Self feedback data generation pipeline & reference model #6

Closed charismaticchiu closed 2 months ago

charismaticchiu commented 2 months ago

Hi 2 quick questions,

  1. From the paper algorithm1, I get a sense that the algorithm can work in an online divide-n-conquer manner with updated model and I am just curious when the self-feedback code will be released.

  2. In this line the reference model is initialized the same as policy model (weights and dtype), so why wouldn't the log_p be the same and thus the loss be 0 all the time?

Thank you!

Haoye17 commented 2 months ago

Hi @charismaticchiu,

Thank you for your interest in our work! To address your questions:

  1. Self-feedback Code: We have updated our code for generating LLaVA 1.5 feedback data using OmniLMM and MiniCPM-Llama3-V 2.5. You can find detailed instructions for data generation here.
  2. DPO Optimization: Regarding the DPO optimization, because the loss calculation involves a log sigmoid function externally, the loss will not be zero even if the policy and reference models are identical. image

I hope this helps! If you have any other questions, feel free to ask.

charismaticchiu commented 2 months ago

Thanks for the quick reply! Make sense!

Btw, where can I find the question file in this line?

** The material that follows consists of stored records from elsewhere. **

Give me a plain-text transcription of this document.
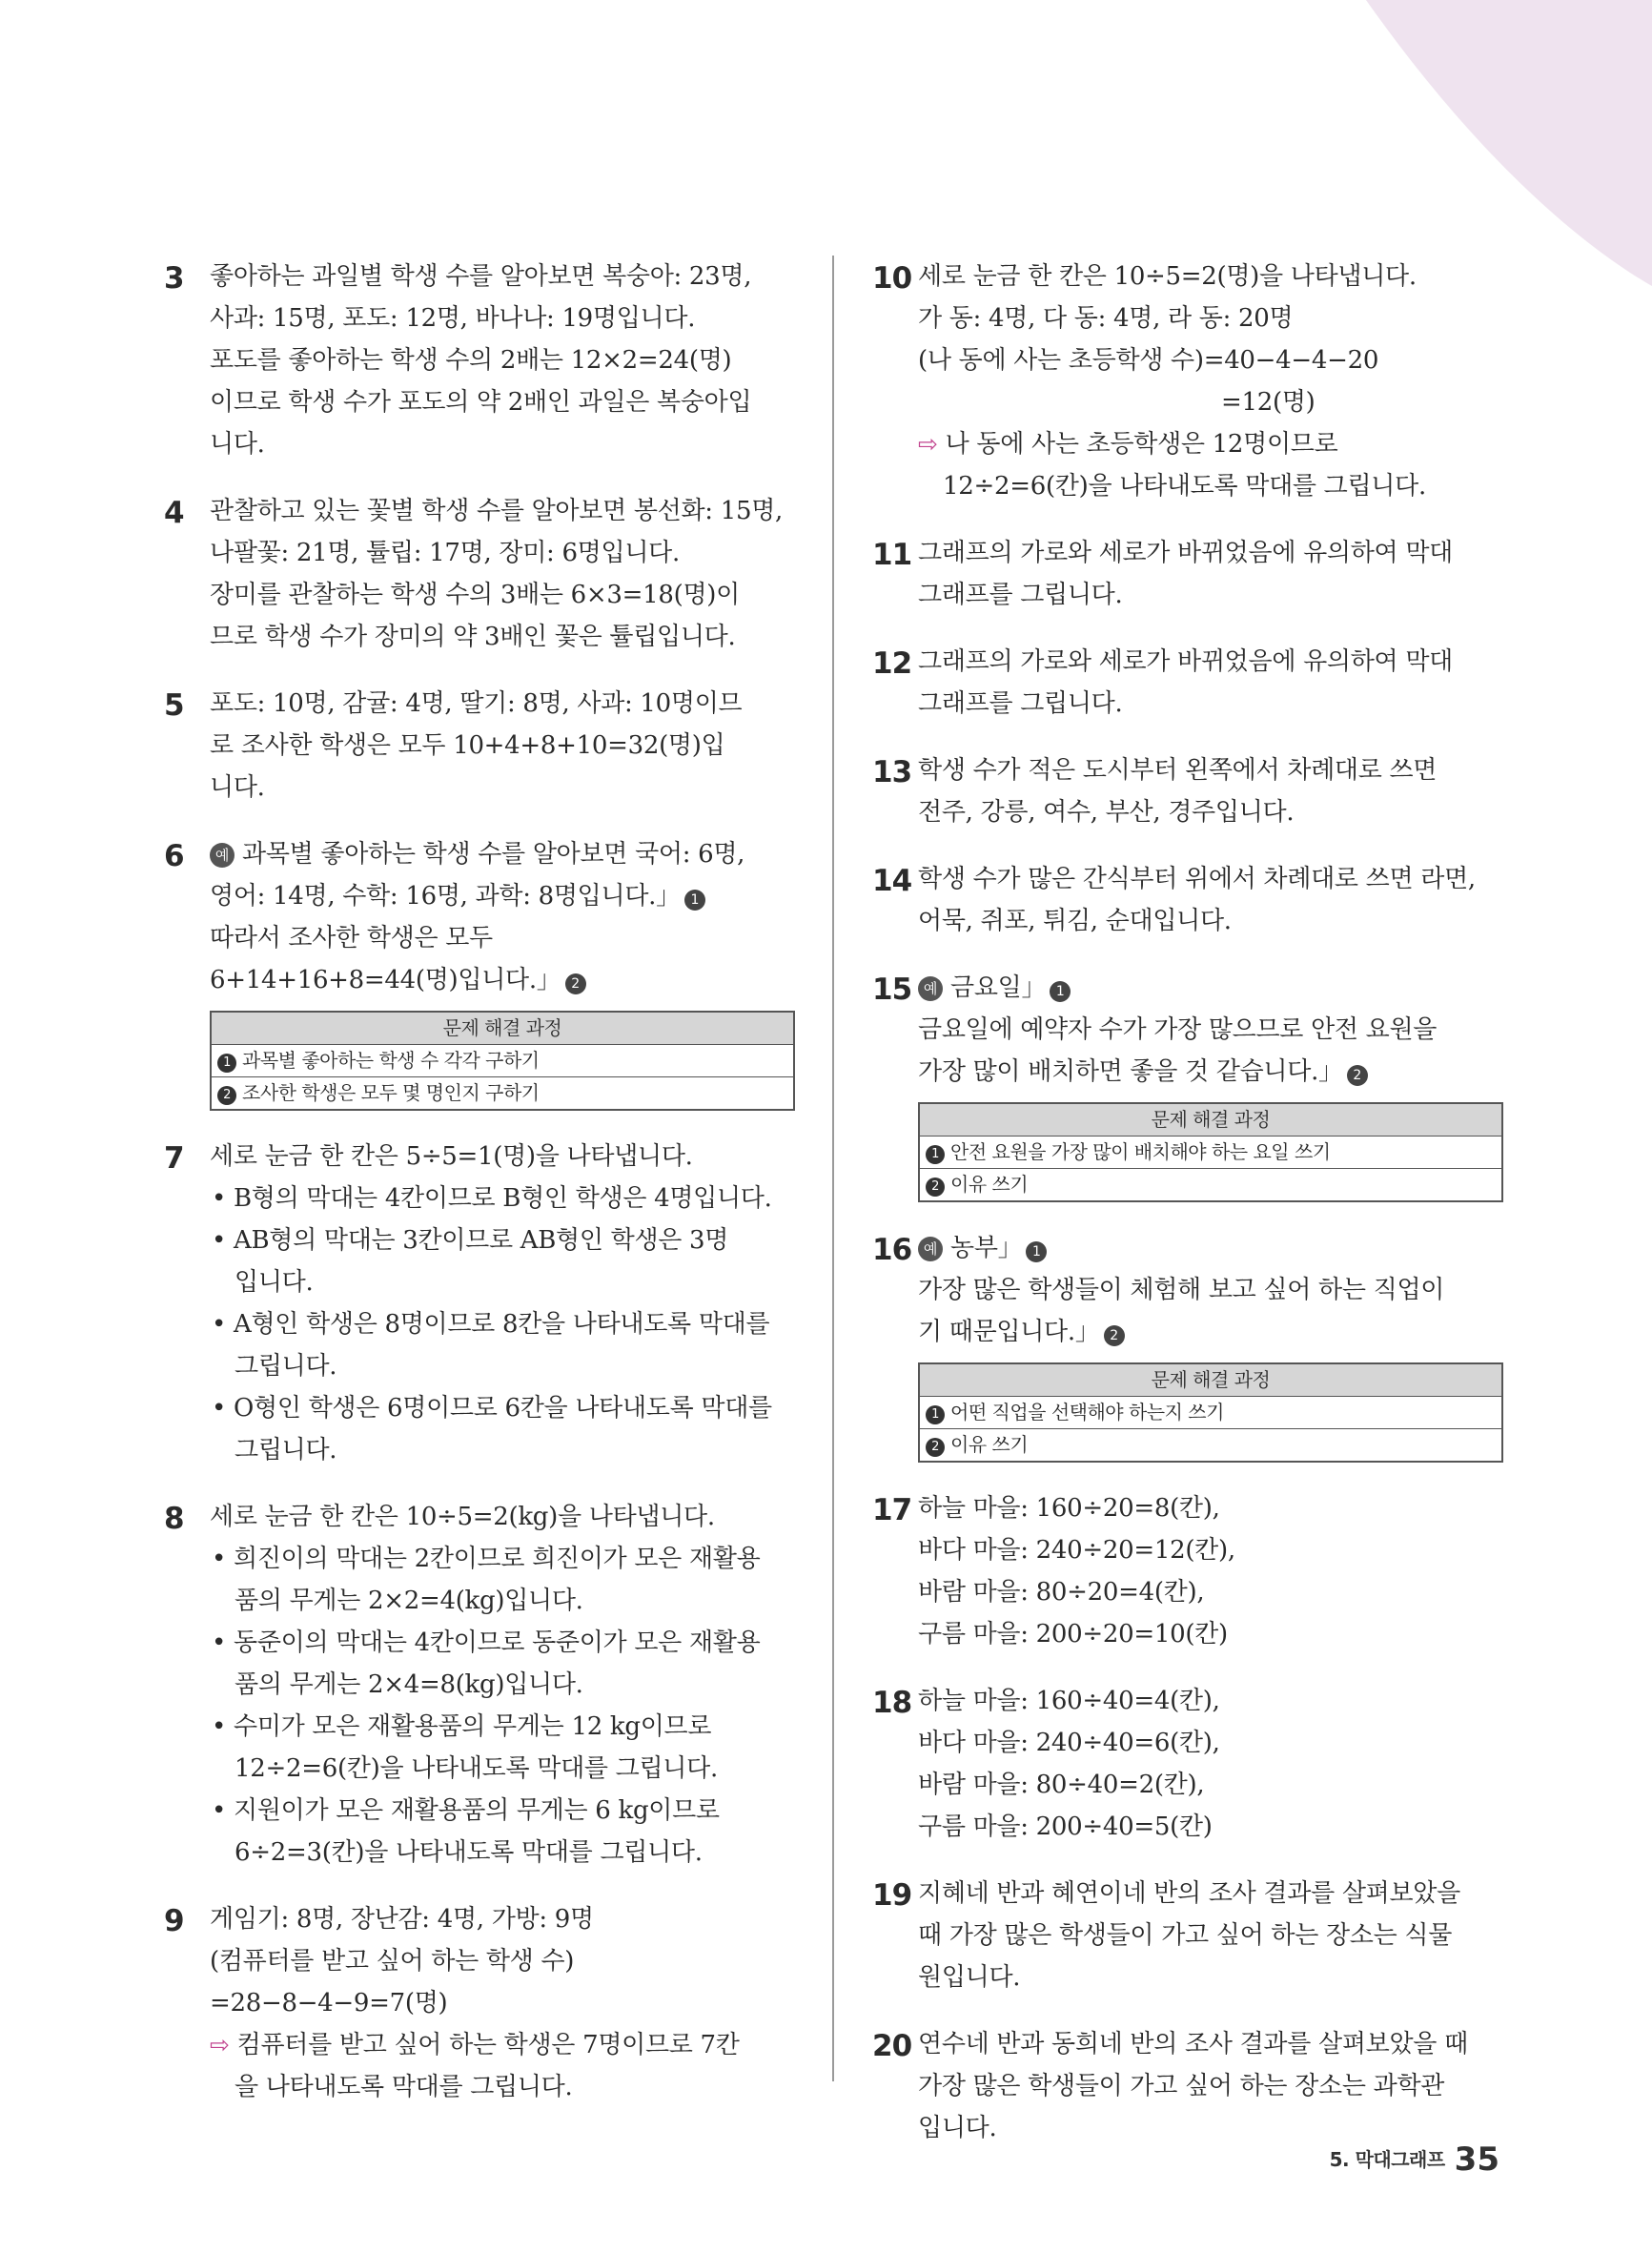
3 좋아하는 과일별 학생 수를 알아보면 복숭아: 23명,
사과: 15명, 포도: 12명, 바나나: 19명입니다.
포도를 좋아하는 학생 수의 2배는 12×2=24(명)
이므로 학생 수가 포도의 약 2배인 과일은 복숭아입
니다.
4 관찰하고 있는 꽃별 학생 수를 알아보면 봉선화: 15명,
나팔꽃: 21명, 튤립: 17명, 장미: 6명입니다.
장미를 관찰하는 학생 수의 3배는 6×3=18(명)이
므로 학생 수가 장미의 약 3배인 꽃은 튤립입니다.
5 포도: 10명, 감귤: 4명, 딸기: 8명, 사과: 10명이므
로 조사한 학생은 모두 10+4+8+10=32(명)입
니다.
6	예 과목별 좋아하는 학생 수를 알아보면 국어: 6명,
영어: 14명, 수학: 16명, 과학: 8명입니다.」 1
따라서 조사한 학생은 모두
6+14+16+8=44(명)입니다.」 2
문제 해결 과정
1 과목별 좋아하는 학생 수 각각 구하기
2 조사한 학생은 모두 몇 명인지 구하기
7 세로 눈금 한 칸은 5÷5=1(명)을 나타냅니다.
• B형의 막대는 4칸이므로 B형인 학생은 4명입니다.
• AB형의 막대는 3칸이므로 AB형인 학생은 3명
입니다.
• A형인 학생은 8명이므로 8칸을 나타내도록 막대를
그립니다.
• O형인 학생은 6명이므로 6칸을 나타내도록 막대를
그립니다.
8 세로 눈금 한 칸은 10÷5=2(kg)을 나타냅니다.
• 희진이의 막대는 2칸이므로 희진이가 모은 재활용
품의 무게는 2×2=4(kg)입니다.
• 동준이의 막대는 4칸이므로 동준이가 모은 재활용
품의 무게는 2×4=8(kg)입니다.
• 수미가 모은 재활용품의 무게는 12 kg이므로
12÷2=6(칸)을 나타내도록 막대를 그립니다.
• 지원이가 모은 재활용품의 무게는 6 kg이므로
6÷2=3(칸)을 나타내도록 막대를 그립니다.
9 게임기: 8명, 장난감: 4명, 가방: 9명
(컴퓨터를 받고 싶어 하는 학생 수)
=28−8−4−9=7(명)
⇨ 컴퓨터를 받고 싶어 하는 학생은 7명이므로 7칸
을 나타내도록 막대를 그립니다.
10 세로 눈금 한 칸은 10÷5=2(명)을 나타냅니다.
가 동: 4명, 다 동: 4명, 라 동: 20명
(나 동에 사는 초등학생 수)=40−4−4−20
=12(명)
⇨ 나 동에 사는 초등학생은 12명이므로
12÷2=6(칸)을 나타내도록 막대를 그립니다.
11 그래프의 가로와 세로가 바뀌었음에 유의하여 막대
그래프를 그립니다.
12 그래프의 가로와 세로가 바뀌었음에 유의하여 막대
그래프를 그립니다.
13 학생 수가 적은 도시부터 왼쪽에서 차례대로 쓰면
전주, 강릉, 여수, 부산, 경주입니다.
14 학생 수가 많은 간식부터 위에서 차례대로 쓰면 라면,
어묵, 쥐포, 튀김, 순대입니다.
15 예 금요일」 1
금요일에 예약자 수가 가장 많으므로 안전 요원을
가장 많이 배치하면 좋을 것 같습니다.」 2
문제 해결 과정
1 안전 요원을 가장 많이 배치해야 하는 요일 쓰기
2 이유 쓰기
16 예 농부」 1
가장 많은 학생들이 체험해 보고 싶어 하는 직업이
기 때문입니다.」 2
문제 해결 과정
1 어떤 직업을 선택해야 하는지 쓰기
2 이유 쓰기
17 하늘 마을: 160÷20=8(칸),
바다 마을: 240÷20=12(칸),
바람 마을: 80÷20=4(칸),
구름 마을: 200÷20=10(칸)
18 하늘 마을: 160÷40=4(칸),
바다 마을: 240÷40=6(칸),
바람 마을: 80÷40=2(칸),
구름 마을: 200÷40=5(칸)
19 지혜네 반과 혜연이네 반의 조사 결과를 살펴보았을
때 가장 많은 학생들이 가고 싶어 하는 장소는 식물
원입니다.
20 연수네 반과 동희네 반의 조사 결과를 살펴보았을 때
가장 많은 학생들이 가고 싶어 하는 장소는 과학관
입니다.
5. 막대그래프 35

Haoye17 commented 2 months ago

Hi @charismaticchiu,

You can find the question file here~

charismaticchiu commented 2 months ago

Awesome, thanks!

and in the paper the model is trained 4 epochs, but the script shows it was trained 10 epochs, was that a typo? Also I am a bit confused by the steps, which overrides the num_train_epochs. Does that match the implementation details right before sec 3.2?

And do you mind sharing the script for using LLava-Next as supervision model?

yiranyyu commented 2 months ago
  1. We use max_steps to control how many training/optimization steps are needed, rather than num_train_epochs. Actually, we also conducted some further experiments with this codebase before releasing. So the default hyper-parameters written in scripts might not all match what shown in the paper. For reproduction, we refer users to the detail introduction in the paper.
  2. The scripts utilizing LLaVA-NeXT as the labeler model are still being prepared for release. Please stay tuned for updates. In fact, you can simply change the inference code in provided code with those of LLaVA-NeXT for fast adaptation.
darkpromise98 commented 2 months ago

I want to know why the max_steps is set to 2672? Does it have any special meaning?

yiranyyu commented 2 months ago

No, it does not have any special meaning, it is just because the number of steps per epoch is not a pretty number like 1024 or 1500. Feel free to open a new issue if you have any questions.